Although Macclesfield were back on the attack, decisions were still going against them. Manchester cleared deep, but it was run back by John O’Donnell, beating four players. The attack was switched from side to side but this time Manchester defended well and the ball was put down under pressure. Macc got another opportunity with a lineout 10 metres out, they drove for the line, but when the maul went to ground, three Manchester forwards flopped onto the ball-carrier, the referee called a defensive scrum and one of the Macc lads complained, it instantly became a penalty. There were lots of grumblings in the Stand, but the referee was quite correct with his decision on this occasion.

It was to get worse for Macclesfield, Manchester were now playing with more width, and when the ball reached the right wing Fraser Green chipped ahead, Phil Laing won the race and the Macclesfield cover were there in numbers to secure the ball, but referee Andy Shaw saw something that he didn’t like, and Macclesfield were penalised yet again. The ball was played quickly and spun out to the left where number 15, Robson Jones, had an unchallenged run to the line, it was well converted by Joe Davidson to make it 24 – 14 with 18 minutes left to play.

A perfectly executed move puts Harry Oliver through to score the last try

Manchester then had a good period of attacking play that challenged Macclesfield’s defence, but they held firm and after 10 phases the visitors spilled the ball under pressure. Macc were back on the attack, and this time the visitors were penalised for handling in the ruck, Attis fired the ball into the left corner to set up the play. A catch-and-drive, followed by a quick ruck, and the ball was released for a well rehearsed training ground move; Attis ran flat making a dummy scissor move with Blackwell before delicately floating the ball into Harry Oliver’s hands on the crash-ball – it was sublime, 31 – 14 with 6 minutes on the score board.
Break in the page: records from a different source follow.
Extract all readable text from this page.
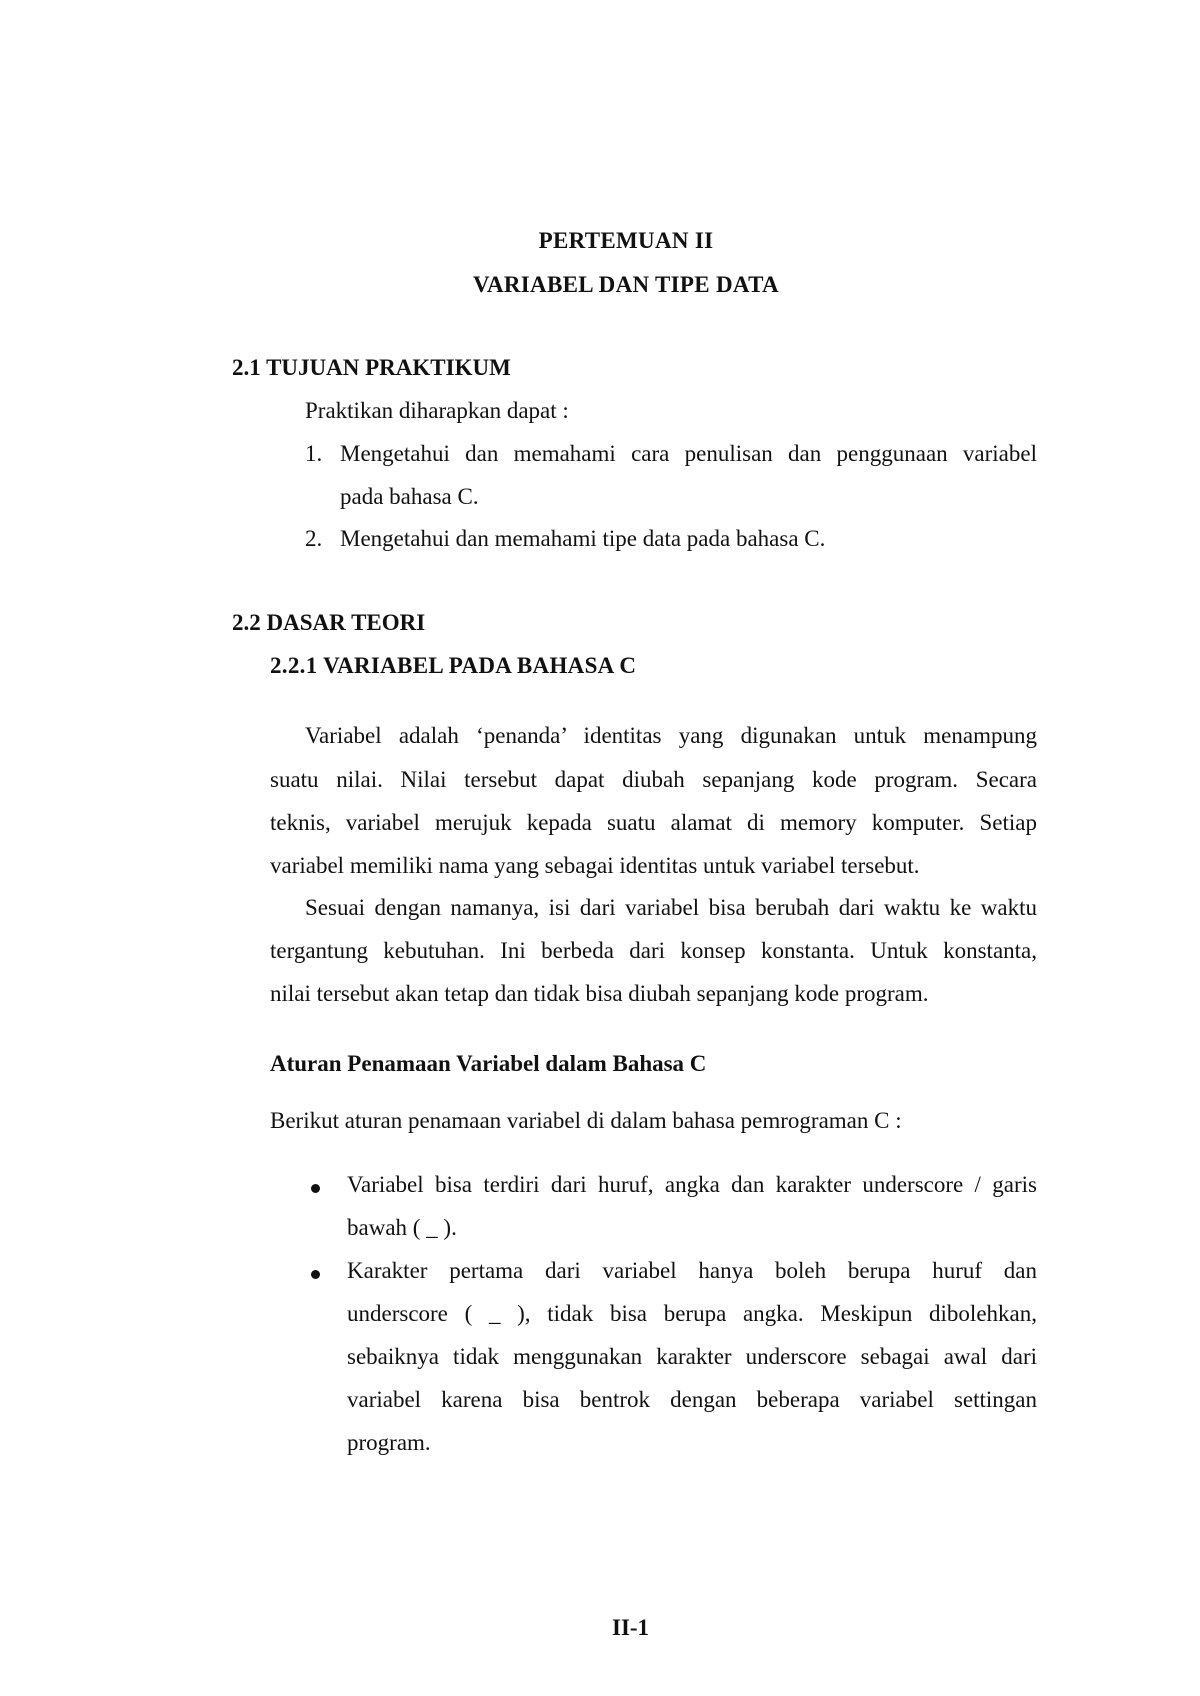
PERTEMUAN II
VARIABEL DAN TIPE DATA
2.1 TUJUAN PRAKTIKUM
Praktikan diharapkan dapat :
1. Mengetahui dan memahami cara penulisan dan penggunaan variabel
pada bahasa C.
2. Mengetahui dan memahami tipe data pada bahasa C.
2.2 DASAR TEORI
2.2.1 VARIABEL PADA BAHASA C
Variabel adalah ‘penanda’ identitas yang digunakan untuk menampung
suatu nilai. Nilai tersebut dapat diubah sepanjang kode program. Secara
teknis, variabel merujuk kepada suatu alamat di memory komputer. Setiap
variabel memiliki nama yang sebagai identitas untuk variabel tersebut.
Sesuai dengan namanya, isi dari variabel bisa berubah dari waktu ke waktu
tergantung kebutuhan. Ini berbeda dari konsep konstanta. Untuk konstanta,
nilai tersebut akan tetap dan tidak bisa diubah sepanjang kode program.
Aturan Penamaan Variabel dalam Bahasa C
Berikut aturan penamaan variabel di dalam bahasa pemrograman C :
Variabel bisa terdiri dari huruf, angka dan karakter underscore / garis
bawah ( _ ).
Karakter pertama dari variabel hanya boleh berupa huruf dan
underscore ( _ ), tidak bisa berupa angka. Meskipun dibolehkan,
sebaiknya tidak menggunakan karakter underscore sebagai awal dari
variabel karena bisa bentrok dengan beberapa variabel settingan
program.
II-1
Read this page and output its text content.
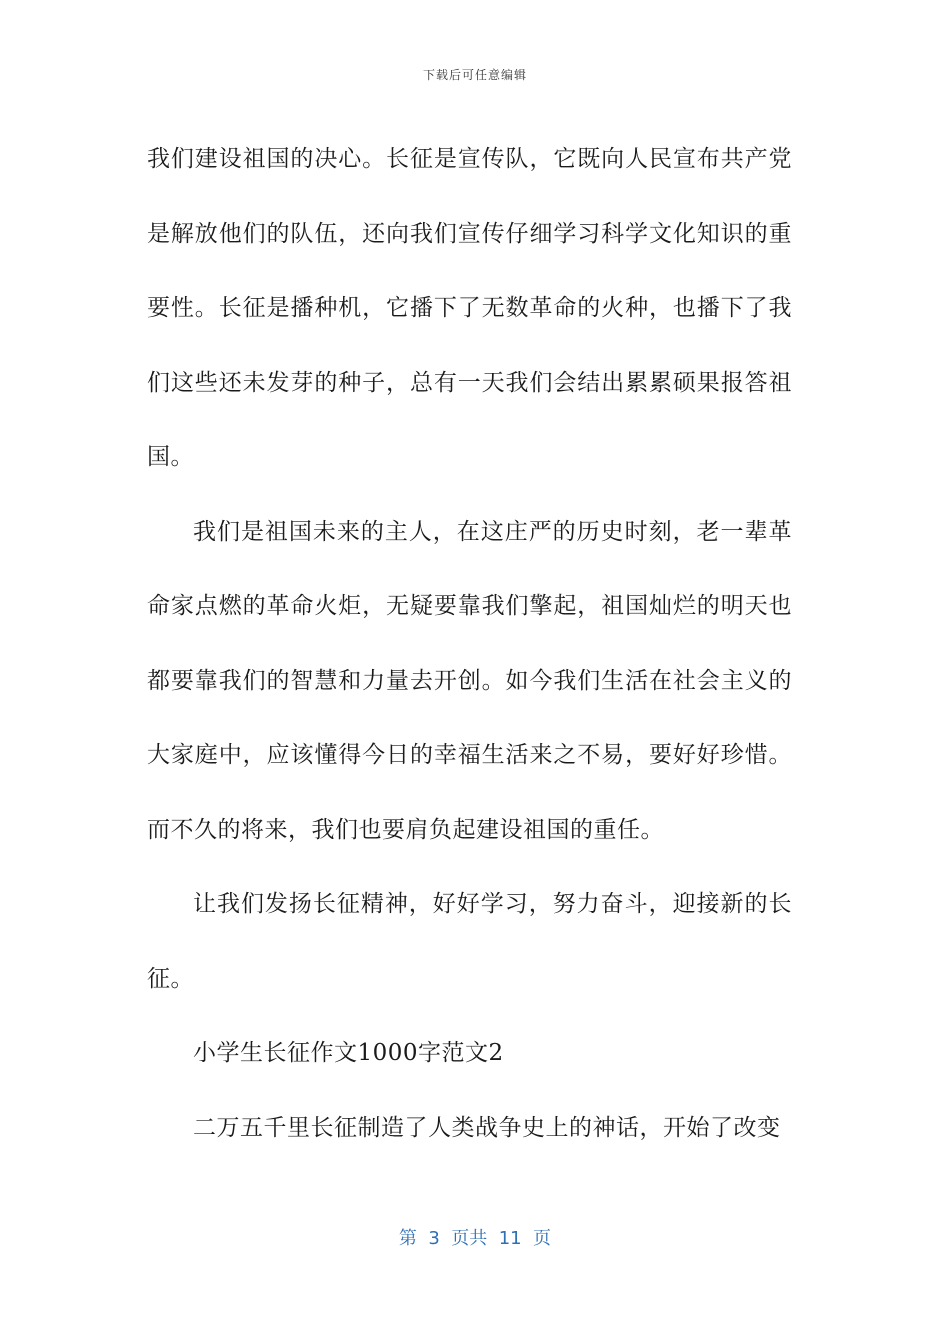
下载后可任意编辑

我们建设祖国的决心。长征是宣传队，它既向人民宣布共产党是解放他们的队伍，还向我们宣传仔细学习科学文化知识的重要性。长征是播种机，它播下了无数革命的火种，也播下了我们这些还未发芽的种子，总有一天我们会结出累累硕果报答祖国。

我们是祖国未来的主人，在这庄严的历史时刻，老一辈革命家点燃的革命火炬，无疑要靠我们擎起，祖国灿烂的明天也都要靠我们的智慧和力量去开创。如今我们生活在社会主义的大家庭中，应该懂得今日的幸福生活来之不易，要好好珍惜。而不久的将来，我们也要肩负起建设祖国的重任。

让我们发扬长征精神，好好学习，努力奋斗，迎接新的长征。

小学生长征作文1000字范文2

二万五千里长征制造了人类战争史上的神话，开始了改变

第  3  页共  11  页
Manchester were determined to get another score, and for once found a gap in the Macclesfield defence, a clever grubber-kick put the ball behind Macc, and Josh Jones only had to gather and he was over, but he fumbled and the chance was gone. The visitors attacked again from Macclesfield’s clearance, and it was another grubber kick, this time it went into the dead-ball area and as a Macc player tried to ground it, the ball bounced up for Robson Jones to get his second, with just inches to spare. Joe Davidson again converted from the touchline to make it 31 – 21; there was one attack left for Manchester but it came to nothing.

At times there seemed to be a gulf between the two sides, even though Manchester appeared to have the majority of the possession. Macclesfield were certainly able to pull the trigger when they got close, but Manchester’s determination and change of tactics made it a real contest. The big disappointment was the penalty count, c.20+, which was very high, and against other teams would have been punished. These were Head Coach, Darren Lamond’s views after the dust had settled: “Well we got the 5 points, which was good, but we were forced to make a few changes early on in the game through injuries, which was disruptive, Tom Burden with dislocated fingers and Rees Davies with a hamstring strain. The penalty count kept Manchester in the hunt; they had a lot of possession to play with, and made the most of it in the second half. That said when we were in possession we used it well and were clinical with our finishing”.